De dag 5 oktober 2014 is met een dikke rouwrand verstopt in Formule 1’s geschiedenisboek. Het is de gitzwarte dag die het begin van het einde van Jules Bianchi’s leven inluidde. In Japan, ver van huis.

Wanneer je op de Suzuka International Racing Course rondloopt, en dan met name op de plek van het tragische ongeval, spoelt de film in je hoofd automatisch terug naar die mistroostige Japanse zondagmiddag in 2014. Regen, schemering, slippartijen, de gele takelwagen, totale chaos en de klap… Weet u nog wie de race won?

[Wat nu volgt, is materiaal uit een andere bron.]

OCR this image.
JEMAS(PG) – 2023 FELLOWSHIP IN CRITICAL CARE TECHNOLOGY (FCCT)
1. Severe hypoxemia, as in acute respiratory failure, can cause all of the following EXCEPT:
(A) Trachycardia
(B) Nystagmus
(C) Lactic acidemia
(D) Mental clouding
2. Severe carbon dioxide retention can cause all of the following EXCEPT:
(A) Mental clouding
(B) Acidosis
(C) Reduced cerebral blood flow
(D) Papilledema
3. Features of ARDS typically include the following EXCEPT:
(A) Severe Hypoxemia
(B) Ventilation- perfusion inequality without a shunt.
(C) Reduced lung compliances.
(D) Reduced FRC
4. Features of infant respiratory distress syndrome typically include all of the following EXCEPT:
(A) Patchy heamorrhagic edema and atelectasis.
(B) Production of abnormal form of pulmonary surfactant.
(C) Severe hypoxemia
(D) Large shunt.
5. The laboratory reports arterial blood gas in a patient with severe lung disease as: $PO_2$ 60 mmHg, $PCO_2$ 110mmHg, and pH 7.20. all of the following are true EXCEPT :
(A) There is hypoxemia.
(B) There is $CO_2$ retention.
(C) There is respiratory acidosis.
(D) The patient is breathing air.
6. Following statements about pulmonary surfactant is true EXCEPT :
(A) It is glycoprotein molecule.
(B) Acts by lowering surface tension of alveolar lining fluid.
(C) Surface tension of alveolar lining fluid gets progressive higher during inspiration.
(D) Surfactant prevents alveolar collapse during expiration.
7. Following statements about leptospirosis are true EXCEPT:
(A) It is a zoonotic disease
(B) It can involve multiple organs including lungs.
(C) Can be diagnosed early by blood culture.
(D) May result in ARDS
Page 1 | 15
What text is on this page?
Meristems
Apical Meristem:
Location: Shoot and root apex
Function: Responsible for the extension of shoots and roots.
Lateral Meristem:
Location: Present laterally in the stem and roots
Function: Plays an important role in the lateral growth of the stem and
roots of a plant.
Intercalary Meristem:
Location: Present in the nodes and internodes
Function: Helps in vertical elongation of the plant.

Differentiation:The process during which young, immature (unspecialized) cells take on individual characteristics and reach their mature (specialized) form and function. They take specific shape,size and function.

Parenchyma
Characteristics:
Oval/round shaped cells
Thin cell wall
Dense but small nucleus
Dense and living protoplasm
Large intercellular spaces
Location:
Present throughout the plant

Precies. Die Japanse GP zal tot in oneindigheid verbonden blijven met de noodlottige, krankzinnige crash van een Franse stercoureur in wording.

Donderdagmiddag stapte ik met collega Frank Woestenburg van De Telegraaf het onderkomen van Toro Rosso binnen, waar John Booth tegenwoordig director of racing is. Een man van statuur, Brit en Bianchi’s teambaas bij Marussia ten tijde van zijn uiteindelijk fatale ongeluk. Hij wilde er geen woord over zeggen, zei hij vriendelijk en ernstig tegelijk. Dat hoofdstuk wil hij niet meer aansnijden of reconstrueren. Booth heeft het verlies van Bianchi, ongetwijfeld met hartzeer, uit zelfbescherming in zijn achterhoofd geparkeerd.

Zo gaat dat in het leven, waar de dood – hoe tragisch en onrechtvaardig soms ook – elke dag en overal op de loer ligt. En als er nou één beroepsgroep is waar ze dat beseffen, is het wel die van de racecoureurs.

Ook Max Verstappen is zich van alle gevaren bewust. Hij zat op 5 oktober 2014 ’s ochtends, met een gelukzalig gevoel net terug na een lange vlucht uit Japan, de horrorrace met vader Jos op de bank te bekijken. “Ik probeer zo weinig mogelijk aan dat tragische ongeluk te denken”, verklaarde de tiener gisteren. Moet Bianchi dit weekeinde herdacht worden?, zo luidde de vervolgvraag. Verstappen zweeg even, zei: “Het moet er niet de hele tijd over gaan, anders kun je het nooit een plaats geven.”

Hij heeft gelijk. Laat de doden met rust.